Addressing the Heparin Drug Shortage
Dr. Manesh R. Patel and Sarah A. Spinler react to the recent shortage of heparin in the United States and consider how the approval of direct oral anticoagulants can potentially serve as an alternative for appropriate patients.
Manesh R. Patel, MD: In light of these findings, how do we get to where the heparin shortage occurred this time? What were the things that led to that, and how would we manage that current shortfall?
Sarah A. Spinler, FCCP, FAHA, FASHP, AACC, BCPS, AQ-Cardiology: Well, I think sometimes they’re multifactorial. I said sometimes there’s a layer in the manufacturing practices. For instance, 1 company, Pfizer Inc, manufactured heparin in Puerto Rico. When Hurricane Maria hit, there was a shortage in the delay as the plant came on board. But about 80% of the porcine heparin in the US is manufactured in China. As you mentioned before, the outbreak of African swine fever has led to many swine, both naturally dying and then as a preventive measure, the Chinese government has called a large number of hogs that are related to the production of heparin.
There are some estimates that 25% to 35% of all the pork mucosal intestine available for production of heparin in China will be lost secondary to this outbreak. Also, prospectively the Chinese government is calling the hog production secondary to the prevention, especially in the northeast regions of China. In total, I think they estimate more than 150 million animals will be euthanized, or lost, secondary to the deadly disease.
Manesh R. Patel, MD: Wow, quite a devastating thing, not only for the animals but for the production of this. And it does highlight for us how dependent we are sometimes on these products that are coming from animals, on environment, natural disaster disease states where it might affect it. You know in the catheterization lab where we use the heparin, we often check the ACT [activated clotting time] and think about ways to know that we’re getting the effect we want. But these shortages hit us pretty quickly, I think. In clinical practice in the hospital or in other parts of our care, are there, in your opinion, opportunities with some of the DOACs [direct oral anticoagulants], such as betrixaban and rivaroxaban, that change the treatment landscape? Because those agents have not been approved for [the] medically ill population, and there could be an overlap. What are your thoughts about that?
Sarah A. Spinler, PharmD, FCCP, FAHA, FASHP, AACC, BCPS, AQ-Cardiology: One of the largest uses of heparin in the hospital is for venous thromboembolism prophylaxis. As the shortage has come in, the institutions are notified. You move your response in kind of a serial way. The first response is that, and you can notify people of the shortage, so you can try [to] switch. You mentioned in the catheterization lab. For instance, you could use bivalirudin more, even though 10 years ago it was like, don’t use bivalirudin, and the pharmacy department would tell you, use heparin. But now it’s more, “OK, use more bivalirudin and less heparin.” Because you want to restrict the heparin use for important things, like for cardiopulmonary bypass or ECMO [extracorporeal membrane oxygenation] or places [that] it’s critically ill.
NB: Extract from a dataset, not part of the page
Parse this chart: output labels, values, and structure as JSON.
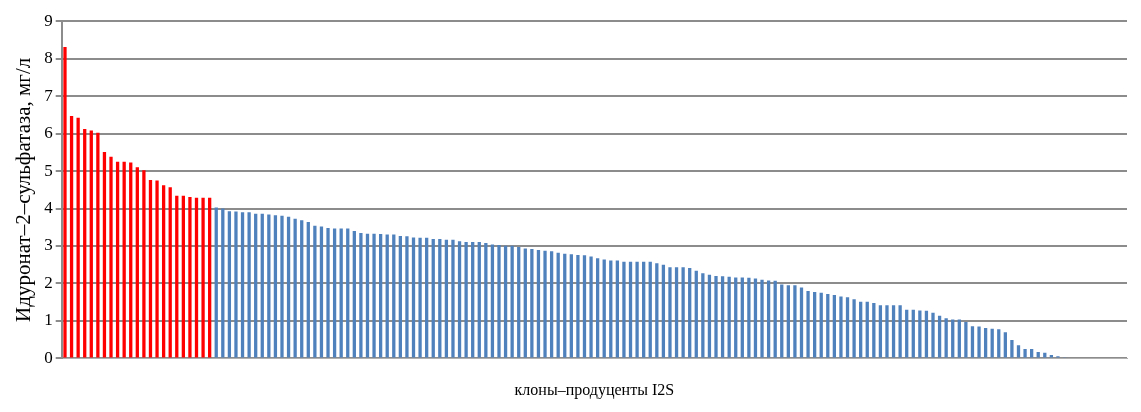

When you have a high number of units of use, being in venous thromboembolism prophylaxis, you can look for alternatives in that scenario as well. You’re correct that rivaroxaban and its new approval could be 1 of those agents. There is also a move to switch use to enoxaparin. If you use unfractionated heparin for a venous thromboembolism prophylaxis, you could use enoxaparin. It is not yet listed on the website for the FDA, but it is listed on the ASHP [American Society of Health-System Pharmacists] website that enoxaparin is certainly also undershorted. One of the responses is that you saw as the heparin became undershorted, institutions switched to enoxaparin undershorted, which will then create enoxaparin shortage. It’s kind of a moving target as practitioners switch.
Manesh R. Patel, MD: Yeah, so a lot like we’ve discussed. One is knowing about a shortage. The second is trying to prevent or at least think about agents. In this case, at least in the hospital, where—as you said, and in our cardiovascular practice it’s true too—there are many places where we have to have heparin. There really [are] not a lot of other things. We’re used to doing cardiopulmonary bypasses, and that’s a classic example. That’s something that urgently might need to be done.